Have you been following our #DidYouKnowFriday facts about wild animals? If you do, you’ll increase your general knowledge a lot. Here are a few more facts for you.

Did you know?

For birds to fly and stay in the air, they flap their wings to start their flight. When they push their wings down, they push the air down as well. When they pull their wings upwards, the shape of their wings changes to be less resistant to the wind. Obviously, they have to flap their wings very fast to get going, and then gradually flap slower, but still fast enough to stay in the air. To soar in the air, birds use wind currents.
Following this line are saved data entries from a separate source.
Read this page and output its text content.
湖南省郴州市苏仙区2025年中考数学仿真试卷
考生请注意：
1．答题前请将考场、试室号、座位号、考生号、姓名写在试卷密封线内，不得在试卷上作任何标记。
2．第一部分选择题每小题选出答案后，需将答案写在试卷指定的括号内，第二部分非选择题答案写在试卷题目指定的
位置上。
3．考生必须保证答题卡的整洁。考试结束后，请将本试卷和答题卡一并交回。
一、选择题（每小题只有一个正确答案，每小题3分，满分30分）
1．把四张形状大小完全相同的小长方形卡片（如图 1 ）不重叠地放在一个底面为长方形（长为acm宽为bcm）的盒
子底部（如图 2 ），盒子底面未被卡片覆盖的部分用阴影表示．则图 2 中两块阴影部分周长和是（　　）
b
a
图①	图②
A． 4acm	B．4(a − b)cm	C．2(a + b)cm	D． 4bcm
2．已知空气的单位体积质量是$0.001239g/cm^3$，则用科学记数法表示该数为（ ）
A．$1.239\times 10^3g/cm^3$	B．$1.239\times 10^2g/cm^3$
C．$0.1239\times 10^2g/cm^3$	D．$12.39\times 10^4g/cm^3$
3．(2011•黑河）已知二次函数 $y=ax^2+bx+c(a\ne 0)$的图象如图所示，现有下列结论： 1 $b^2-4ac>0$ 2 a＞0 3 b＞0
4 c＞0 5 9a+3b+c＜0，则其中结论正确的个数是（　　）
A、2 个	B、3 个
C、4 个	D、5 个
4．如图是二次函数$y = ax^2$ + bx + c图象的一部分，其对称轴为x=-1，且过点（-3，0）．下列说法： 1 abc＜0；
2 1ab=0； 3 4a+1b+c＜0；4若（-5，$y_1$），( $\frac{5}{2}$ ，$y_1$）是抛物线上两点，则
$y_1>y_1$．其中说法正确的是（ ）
It helps that birds are built small, streamlined and are lightweight.

Did you know?

Discolouration, or spots and stripes, are there to help camouflage animals in their natural surroundings. The different types of camouflage have been developed over many centuries. Some predators, like tigers and leopards, camouflage themselves so that their prey won’t see them when they stalk them. Other animals, like zebras, use their stripes to confuse predators, and bushbuck use their spots to hide in bushes.

So, it all depends on where the animals want to camouflage and what the environment looks like, whether it is in tall grass or mostly dense forestation. But scientists don’t know for sure why tigers have stripes and leopards have spots.

Did you know?

Hippos are very aggressive, and they mainly use their large tusks to fight and defend themselves, or their young. When a hippo calf finds himself in the middle of an adult battle, he can be seriously injured. Although it is commonly believed that hippos are herbivores and therefore only eat plants, it has been seen that they occasionally feed on carcasses as well.